For many people with HD, the short-term risk from depression or challenging behaviours is huge – these are symptoms that can all too easily lead to injury, self-harm, and premature death. Balancing short-term and long-term risks, and the potential harms and benefits from treatment options, is a delicate business demanding full engagement between patients, their loved ones, and medical professionals.

Conversations between HD families and doctors should be open and honest, so that clinicians can remain vigilant, adjusting treatment plans based on the latest research and the evolving needs of each patient. This could also include helping people find access to non-drug treatments, like therapy, support groups, and lifestyle changes.

The Road Ahead

The studies discussed here are a reminder that medicine is never one-size-fits-all. Particularly for HD, medication use is incredibly common and just gets more frequent and more complicated as the disease progresses.
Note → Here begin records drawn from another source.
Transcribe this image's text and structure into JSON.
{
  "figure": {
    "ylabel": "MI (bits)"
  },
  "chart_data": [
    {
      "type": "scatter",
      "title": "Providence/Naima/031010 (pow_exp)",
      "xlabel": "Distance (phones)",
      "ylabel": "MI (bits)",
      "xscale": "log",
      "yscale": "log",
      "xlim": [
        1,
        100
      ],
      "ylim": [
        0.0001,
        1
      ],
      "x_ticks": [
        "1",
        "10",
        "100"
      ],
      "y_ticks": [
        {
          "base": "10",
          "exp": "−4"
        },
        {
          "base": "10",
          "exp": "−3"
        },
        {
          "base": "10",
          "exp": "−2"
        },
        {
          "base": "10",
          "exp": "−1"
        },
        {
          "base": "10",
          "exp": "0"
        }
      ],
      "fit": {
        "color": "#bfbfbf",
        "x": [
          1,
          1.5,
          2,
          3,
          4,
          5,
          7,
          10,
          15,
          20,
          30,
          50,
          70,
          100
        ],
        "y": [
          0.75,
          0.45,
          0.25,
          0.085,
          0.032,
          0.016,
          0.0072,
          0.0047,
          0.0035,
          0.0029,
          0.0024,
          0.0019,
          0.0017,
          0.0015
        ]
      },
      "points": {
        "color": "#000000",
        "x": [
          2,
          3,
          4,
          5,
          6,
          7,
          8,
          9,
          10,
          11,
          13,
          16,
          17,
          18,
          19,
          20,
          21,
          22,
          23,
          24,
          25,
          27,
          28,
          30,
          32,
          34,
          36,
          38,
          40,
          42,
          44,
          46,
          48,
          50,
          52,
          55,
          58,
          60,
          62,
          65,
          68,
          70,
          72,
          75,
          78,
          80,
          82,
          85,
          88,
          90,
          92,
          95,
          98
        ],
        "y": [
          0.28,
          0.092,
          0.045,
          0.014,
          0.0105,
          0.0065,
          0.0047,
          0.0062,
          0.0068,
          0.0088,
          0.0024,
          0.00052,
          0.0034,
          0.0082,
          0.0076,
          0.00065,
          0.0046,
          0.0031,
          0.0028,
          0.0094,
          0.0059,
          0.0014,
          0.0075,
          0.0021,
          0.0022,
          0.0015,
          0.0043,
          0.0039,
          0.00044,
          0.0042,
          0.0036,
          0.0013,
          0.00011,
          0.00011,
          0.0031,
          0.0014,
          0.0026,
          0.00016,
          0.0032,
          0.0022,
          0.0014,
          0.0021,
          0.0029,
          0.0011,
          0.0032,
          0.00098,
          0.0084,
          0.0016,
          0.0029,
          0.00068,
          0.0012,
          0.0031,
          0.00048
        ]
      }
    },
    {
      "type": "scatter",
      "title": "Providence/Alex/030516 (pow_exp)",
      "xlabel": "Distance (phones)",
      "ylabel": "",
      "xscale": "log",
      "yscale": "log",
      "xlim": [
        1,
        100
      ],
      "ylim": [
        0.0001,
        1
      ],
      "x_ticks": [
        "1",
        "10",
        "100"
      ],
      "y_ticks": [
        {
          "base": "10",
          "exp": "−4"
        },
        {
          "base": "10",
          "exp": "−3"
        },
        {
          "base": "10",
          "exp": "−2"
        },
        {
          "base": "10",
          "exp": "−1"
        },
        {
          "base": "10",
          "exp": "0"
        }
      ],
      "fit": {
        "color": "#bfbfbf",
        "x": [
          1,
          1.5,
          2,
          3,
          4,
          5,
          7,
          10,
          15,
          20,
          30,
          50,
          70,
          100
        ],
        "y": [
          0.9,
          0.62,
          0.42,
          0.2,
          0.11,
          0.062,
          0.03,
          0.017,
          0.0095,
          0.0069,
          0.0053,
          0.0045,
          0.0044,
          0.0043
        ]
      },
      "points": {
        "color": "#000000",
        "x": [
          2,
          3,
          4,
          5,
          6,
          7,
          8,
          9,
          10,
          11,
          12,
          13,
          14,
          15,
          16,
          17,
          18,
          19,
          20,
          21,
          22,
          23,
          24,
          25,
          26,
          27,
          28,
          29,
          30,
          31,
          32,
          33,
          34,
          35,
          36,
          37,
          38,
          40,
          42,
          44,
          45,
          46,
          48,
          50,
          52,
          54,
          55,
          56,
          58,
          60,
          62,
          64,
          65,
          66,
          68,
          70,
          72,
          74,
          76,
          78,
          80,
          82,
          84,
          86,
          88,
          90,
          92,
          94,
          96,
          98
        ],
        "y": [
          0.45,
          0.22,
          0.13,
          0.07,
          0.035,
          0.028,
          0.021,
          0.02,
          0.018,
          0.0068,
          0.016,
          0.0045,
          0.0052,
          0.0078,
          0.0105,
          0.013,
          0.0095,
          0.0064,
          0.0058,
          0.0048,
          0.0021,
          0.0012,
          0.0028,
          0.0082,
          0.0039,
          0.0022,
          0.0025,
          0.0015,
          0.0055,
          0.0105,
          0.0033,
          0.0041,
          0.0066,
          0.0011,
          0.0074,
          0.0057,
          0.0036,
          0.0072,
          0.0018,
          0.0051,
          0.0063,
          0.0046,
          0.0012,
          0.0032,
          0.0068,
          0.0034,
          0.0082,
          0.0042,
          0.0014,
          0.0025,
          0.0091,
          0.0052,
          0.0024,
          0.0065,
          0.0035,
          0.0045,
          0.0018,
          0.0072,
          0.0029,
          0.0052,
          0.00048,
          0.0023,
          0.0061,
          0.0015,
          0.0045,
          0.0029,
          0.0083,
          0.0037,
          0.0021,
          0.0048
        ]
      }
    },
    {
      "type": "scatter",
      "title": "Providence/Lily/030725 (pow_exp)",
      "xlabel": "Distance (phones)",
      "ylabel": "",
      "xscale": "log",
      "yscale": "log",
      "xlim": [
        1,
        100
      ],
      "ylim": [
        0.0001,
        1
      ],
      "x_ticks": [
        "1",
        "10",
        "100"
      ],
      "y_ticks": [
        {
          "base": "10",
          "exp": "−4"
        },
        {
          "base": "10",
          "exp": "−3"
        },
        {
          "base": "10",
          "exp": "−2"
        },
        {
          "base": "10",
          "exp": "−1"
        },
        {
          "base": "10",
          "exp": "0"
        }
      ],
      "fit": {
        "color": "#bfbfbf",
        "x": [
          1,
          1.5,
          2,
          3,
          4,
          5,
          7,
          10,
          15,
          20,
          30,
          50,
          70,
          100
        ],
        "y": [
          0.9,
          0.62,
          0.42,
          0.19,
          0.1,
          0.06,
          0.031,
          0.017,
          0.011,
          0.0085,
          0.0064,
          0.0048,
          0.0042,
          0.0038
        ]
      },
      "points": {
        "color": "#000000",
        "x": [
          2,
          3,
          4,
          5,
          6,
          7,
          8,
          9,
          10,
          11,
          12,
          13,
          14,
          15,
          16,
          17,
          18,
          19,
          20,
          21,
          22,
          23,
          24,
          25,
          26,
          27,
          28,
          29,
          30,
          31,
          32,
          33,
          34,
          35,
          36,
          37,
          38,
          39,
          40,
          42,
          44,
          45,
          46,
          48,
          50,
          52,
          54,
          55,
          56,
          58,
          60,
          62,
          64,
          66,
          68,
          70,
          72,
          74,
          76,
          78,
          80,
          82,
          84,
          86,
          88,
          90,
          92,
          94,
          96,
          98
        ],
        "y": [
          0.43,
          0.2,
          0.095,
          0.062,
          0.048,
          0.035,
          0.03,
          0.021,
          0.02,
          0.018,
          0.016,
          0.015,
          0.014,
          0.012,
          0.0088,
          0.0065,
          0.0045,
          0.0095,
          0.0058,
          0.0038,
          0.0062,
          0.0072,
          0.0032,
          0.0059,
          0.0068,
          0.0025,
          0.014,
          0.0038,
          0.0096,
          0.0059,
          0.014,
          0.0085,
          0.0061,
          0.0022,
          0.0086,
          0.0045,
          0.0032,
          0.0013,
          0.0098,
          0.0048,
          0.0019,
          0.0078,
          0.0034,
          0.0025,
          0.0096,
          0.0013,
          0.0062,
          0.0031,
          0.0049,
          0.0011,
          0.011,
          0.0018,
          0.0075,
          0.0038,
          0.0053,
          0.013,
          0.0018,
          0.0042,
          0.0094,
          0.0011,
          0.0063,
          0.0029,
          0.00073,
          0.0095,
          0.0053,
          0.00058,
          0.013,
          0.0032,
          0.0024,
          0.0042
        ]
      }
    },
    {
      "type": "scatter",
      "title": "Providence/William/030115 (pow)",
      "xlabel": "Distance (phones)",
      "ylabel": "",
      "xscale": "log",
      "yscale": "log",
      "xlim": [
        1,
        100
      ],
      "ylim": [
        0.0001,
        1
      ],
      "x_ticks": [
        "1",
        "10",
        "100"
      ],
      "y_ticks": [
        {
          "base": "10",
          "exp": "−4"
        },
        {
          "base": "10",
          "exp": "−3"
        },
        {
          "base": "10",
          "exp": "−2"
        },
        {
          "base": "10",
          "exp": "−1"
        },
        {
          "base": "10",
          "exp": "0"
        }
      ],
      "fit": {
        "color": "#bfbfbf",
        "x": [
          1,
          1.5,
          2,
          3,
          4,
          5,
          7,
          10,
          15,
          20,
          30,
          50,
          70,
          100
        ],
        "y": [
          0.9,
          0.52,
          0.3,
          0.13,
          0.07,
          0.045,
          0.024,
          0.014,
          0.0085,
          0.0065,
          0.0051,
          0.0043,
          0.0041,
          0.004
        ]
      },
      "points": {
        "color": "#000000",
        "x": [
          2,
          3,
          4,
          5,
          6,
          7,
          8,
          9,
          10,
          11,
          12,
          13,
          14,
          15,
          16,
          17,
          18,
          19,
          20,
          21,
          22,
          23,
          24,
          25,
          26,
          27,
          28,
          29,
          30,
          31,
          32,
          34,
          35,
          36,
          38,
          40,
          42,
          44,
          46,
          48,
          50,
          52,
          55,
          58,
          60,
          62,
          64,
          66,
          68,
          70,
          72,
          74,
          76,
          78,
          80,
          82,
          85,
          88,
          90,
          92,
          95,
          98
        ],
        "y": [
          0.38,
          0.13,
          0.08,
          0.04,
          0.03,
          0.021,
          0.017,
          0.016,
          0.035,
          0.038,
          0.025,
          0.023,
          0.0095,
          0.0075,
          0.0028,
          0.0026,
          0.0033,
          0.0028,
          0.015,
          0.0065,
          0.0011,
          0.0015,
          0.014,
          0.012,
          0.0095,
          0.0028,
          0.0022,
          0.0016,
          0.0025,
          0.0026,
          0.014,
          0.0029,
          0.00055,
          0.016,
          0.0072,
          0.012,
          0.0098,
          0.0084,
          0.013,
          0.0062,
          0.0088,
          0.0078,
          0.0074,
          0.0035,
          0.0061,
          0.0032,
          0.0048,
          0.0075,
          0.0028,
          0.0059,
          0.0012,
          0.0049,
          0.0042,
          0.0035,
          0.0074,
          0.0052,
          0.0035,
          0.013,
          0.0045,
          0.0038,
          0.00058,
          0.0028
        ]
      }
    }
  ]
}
Treatment patterns can be so different for various groups, which really highlights the need for open and honest dialog between patients and doctors to develop personalized care plans.

This work also highlights how much we still have to learn about the brain and the interplay between medications and neurodegeneration. More research is needed to untangle these complex relationships, but one thing is clear: Whether in HD or broader dementia care, the goal remains the same—to create a smoother, safer journey for those navigating these difficult conditions.

For now, patients and families should stay informed, ask questions, and work closely with their doctors to ensure that treatments align with their individual needs. Because when it comes to the brain’s roadmap, careful navigation is key to getting where we want to go.